The cost of fixing poorly written code is apparently going up these days, leading to the question of how much good agile development is actually doing in the modern enterprise.
There are a lot of assumptions packed into that question and few hard answers so I will stipulate up front that this post is filled primarily with crass speculation. Let's look at what we know and what we don't.
What we know is that Cast Software maintains and analyzes a database containing 365 million lines of code from 160 different companies. Last year, automated analysis of that code base for certain structural defects was run and costs to fix each defect was estimated at $2.82 "per line of code in the application." This year, the cost rose to $3.61 per line of code in the application. On that basis, Information Week concludes, "hurry-up development passes along problems to enterprise IT."

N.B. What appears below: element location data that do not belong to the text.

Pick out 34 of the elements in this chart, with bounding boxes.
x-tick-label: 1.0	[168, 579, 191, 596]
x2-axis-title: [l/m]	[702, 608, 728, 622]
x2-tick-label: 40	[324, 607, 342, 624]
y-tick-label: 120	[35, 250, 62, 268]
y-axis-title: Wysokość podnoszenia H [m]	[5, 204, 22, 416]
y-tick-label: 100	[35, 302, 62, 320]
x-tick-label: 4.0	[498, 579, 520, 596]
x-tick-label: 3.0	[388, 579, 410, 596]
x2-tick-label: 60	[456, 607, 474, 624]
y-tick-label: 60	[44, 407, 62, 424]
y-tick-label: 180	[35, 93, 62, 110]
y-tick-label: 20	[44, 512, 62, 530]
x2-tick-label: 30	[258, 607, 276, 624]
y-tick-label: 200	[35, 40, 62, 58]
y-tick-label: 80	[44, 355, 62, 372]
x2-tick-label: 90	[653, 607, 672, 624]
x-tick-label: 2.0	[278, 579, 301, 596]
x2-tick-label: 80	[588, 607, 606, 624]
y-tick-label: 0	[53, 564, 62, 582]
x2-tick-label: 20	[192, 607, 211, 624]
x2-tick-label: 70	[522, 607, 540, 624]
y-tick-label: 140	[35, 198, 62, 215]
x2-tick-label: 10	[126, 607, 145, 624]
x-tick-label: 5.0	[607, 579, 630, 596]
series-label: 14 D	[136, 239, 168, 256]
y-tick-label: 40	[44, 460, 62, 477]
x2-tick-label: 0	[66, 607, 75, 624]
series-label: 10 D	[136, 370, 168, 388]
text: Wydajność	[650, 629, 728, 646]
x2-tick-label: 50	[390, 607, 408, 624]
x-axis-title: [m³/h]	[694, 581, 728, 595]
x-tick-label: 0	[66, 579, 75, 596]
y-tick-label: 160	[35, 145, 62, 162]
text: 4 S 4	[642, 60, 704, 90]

This sounds like a job for... DevOps!
But wait... let's talk about what we don't know. We don't know what development methodology was used for each of those apps; since agile is getting more play in and outside the enterprise, it's quite possibly one factor, but we don't have any idea how large of one or what the increase in the surveyed base agile projects might comprise. We don't really know how the cost to fix the code is arrived at; Cast mentions some assumptions for programmer costs and time-to-resolve but it's not clear if those assumptions were identical year-to-year or not. The cost to fix also makes the assumption that the problems are being fixed, which may not hold try in many cases since "The 'violations' that it [the analysis tool] finds are not necessarily going to stop an application from running." In some cases, it's not certain that the identified practices actually result in reproducible bugs in the production environment.
I am a fan of hard data in the service of practice analysis, and so I applaud the efforts here to put some real numbers behind code maintenance. "Technical debt" has become a popular buzzword lately, deployed most frequently in support of arguments that it is worth taking the time to do things right the first time. But those are mostly theoretical arguments, and although this study attempts to put some numbers behind them, they are overly general for use in actual decision support. Abstractions are a necessary part of coding, but if you need to evaluate technical debt in your organization, base it on measurable outcomes and not theoretical studies of somebody else's problems.